A theme park would also provide Netflix with an opportunity to cross-sell merchandise and products that deepen engagement further, such as clothing and books, while being a revenue-generating segment in its own right.
Buckle Up for the Ride
Netflix likely does not have enough IP to fill an entire theme park with IP-based attractions. However, this is not necessarily an impediment. Disneyland, on its opening day in 1955, had only a few rides based on IP and most attractions were unbranded. In the short term, Netflix should look to acquire one location and begin adding IP-based attractions throughout the theme park, one ride at a time. By avoiding creating an entirely new IP-based theme park, Netflix ensures the location can avoid downtime and continuously generate revenues. With a large library of content to choose from, Netflix should take its time in testing the viability of certain TV series and movies to translate into attractions.

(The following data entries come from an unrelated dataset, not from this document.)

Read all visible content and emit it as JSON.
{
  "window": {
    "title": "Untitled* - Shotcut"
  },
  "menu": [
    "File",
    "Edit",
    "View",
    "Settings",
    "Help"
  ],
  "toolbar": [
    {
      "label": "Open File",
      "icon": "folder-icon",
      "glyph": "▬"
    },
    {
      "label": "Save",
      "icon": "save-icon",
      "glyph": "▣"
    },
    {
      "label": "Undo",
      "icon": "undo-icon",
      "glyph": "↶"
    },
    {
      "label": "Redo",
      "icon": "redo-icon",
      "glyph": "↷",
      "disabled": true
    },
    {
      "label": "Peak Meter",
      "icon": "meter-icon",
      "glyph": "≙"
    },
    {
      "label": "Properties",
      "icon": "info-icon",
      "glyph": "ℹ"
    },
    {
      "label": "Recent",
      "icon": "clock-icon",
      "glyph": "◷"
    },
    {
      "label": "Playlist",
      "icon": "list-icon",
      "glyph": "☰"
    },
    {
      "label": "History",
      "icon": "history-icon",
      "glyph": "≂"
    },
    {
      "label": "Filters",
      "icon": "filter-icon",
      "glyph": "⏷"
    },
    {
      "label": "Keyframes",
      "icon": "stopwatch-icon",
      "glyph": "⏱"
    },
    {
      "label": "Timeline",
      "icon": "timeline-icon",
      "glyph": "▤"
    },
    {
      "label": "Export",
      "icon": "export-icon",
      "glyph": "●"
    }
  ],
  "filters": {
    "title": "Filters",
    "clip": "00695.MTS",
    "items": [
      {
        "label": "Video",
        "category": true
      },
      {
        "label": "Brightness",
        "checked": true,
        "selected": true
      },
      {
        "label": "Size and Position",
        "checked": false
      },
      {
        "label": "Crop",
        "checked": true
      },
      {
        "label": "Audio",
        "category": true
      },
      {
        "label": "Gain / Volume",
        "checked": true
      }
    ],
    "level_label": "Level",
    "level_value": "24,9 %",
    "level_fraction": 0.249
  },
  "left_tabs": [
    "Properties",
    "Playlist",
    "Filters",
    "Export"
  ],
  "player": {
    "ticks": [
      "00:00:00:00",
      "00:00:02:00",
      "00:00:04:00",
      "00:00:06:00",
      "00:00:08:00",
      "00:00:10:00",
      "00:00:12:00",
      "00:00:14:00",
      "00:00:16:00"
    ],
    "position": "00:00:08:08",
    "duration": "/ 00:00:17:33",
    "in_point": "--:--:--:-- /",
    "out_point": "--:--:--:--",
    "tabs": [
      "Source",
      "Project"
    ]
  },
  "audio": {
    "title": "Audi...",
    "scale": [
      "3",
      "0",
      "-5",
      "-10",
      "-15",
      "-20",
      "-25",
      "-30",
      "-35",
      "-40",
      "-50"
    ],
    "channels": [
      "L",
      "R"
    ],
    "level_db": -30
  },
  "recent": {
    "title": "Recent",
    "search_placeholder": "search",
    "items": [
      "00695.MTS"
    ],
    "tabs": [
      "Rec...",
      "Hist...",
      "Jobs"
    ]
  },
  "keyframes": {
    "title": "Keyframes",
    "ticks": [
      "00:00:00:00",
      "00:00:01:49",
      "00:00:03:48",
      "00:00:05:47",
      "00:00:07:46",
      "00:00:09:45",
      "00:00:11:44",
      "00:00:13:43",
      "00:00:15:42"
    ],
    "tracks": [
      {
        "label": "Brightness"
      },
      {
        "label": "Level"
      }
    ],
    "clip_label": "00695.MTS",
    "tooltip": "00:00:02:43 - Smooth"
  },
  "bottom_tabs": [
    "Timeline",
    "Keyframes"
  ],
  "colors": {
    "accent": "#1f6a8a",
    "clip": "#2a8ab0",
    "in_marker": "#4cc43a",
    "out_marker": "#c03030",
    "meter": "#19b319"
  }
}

While a standalone theme park can be successful, several cross-selling opportunities could be captured with Netflix’s current subscription platform, enabling discounts on food and admission. This would incentivize existing subscribers to go to the theme park while attracting new subscribers.
The Watchlist
Now is an opportune time to acquire a theme park. COVID-19 has greatly reduced foot traffic, with publicly traded amusement park companies such as Six Flags and Cedar Fair suffering severe financial losses in the past year. While both companies’ stock prices have rebounded, the pandemic has forced both to restructure operations and take on significant debt burdens. As a consequence, Netflix can acquire one or several parks for an attractive price before they reopen fully.
Netflix’s 2020 content spend is over $4 billion more than the combined total enterprise values of Six Flags and Cedar Fair, which own a combined 43 parks among other assets. While Netflix should begin by acquiring a location near its headquarters in California, Netflix could consider other tourist destinations such as Florida or New York as potential targets.
The Next Episode
With the entry of media providers like HBO and Disney into the SVOD space, Netflix risks losing on both subscriber growth and retention to superior and longer-lived franchises. By acquiring a theme park, Netflix can begin building stronger customer engagement that provides exciting new experiences. Ultimately, Netflix should take its first step in creating a system that can enable them to transform excellent content, like Stranger Things, into long-lived and valuable franchises.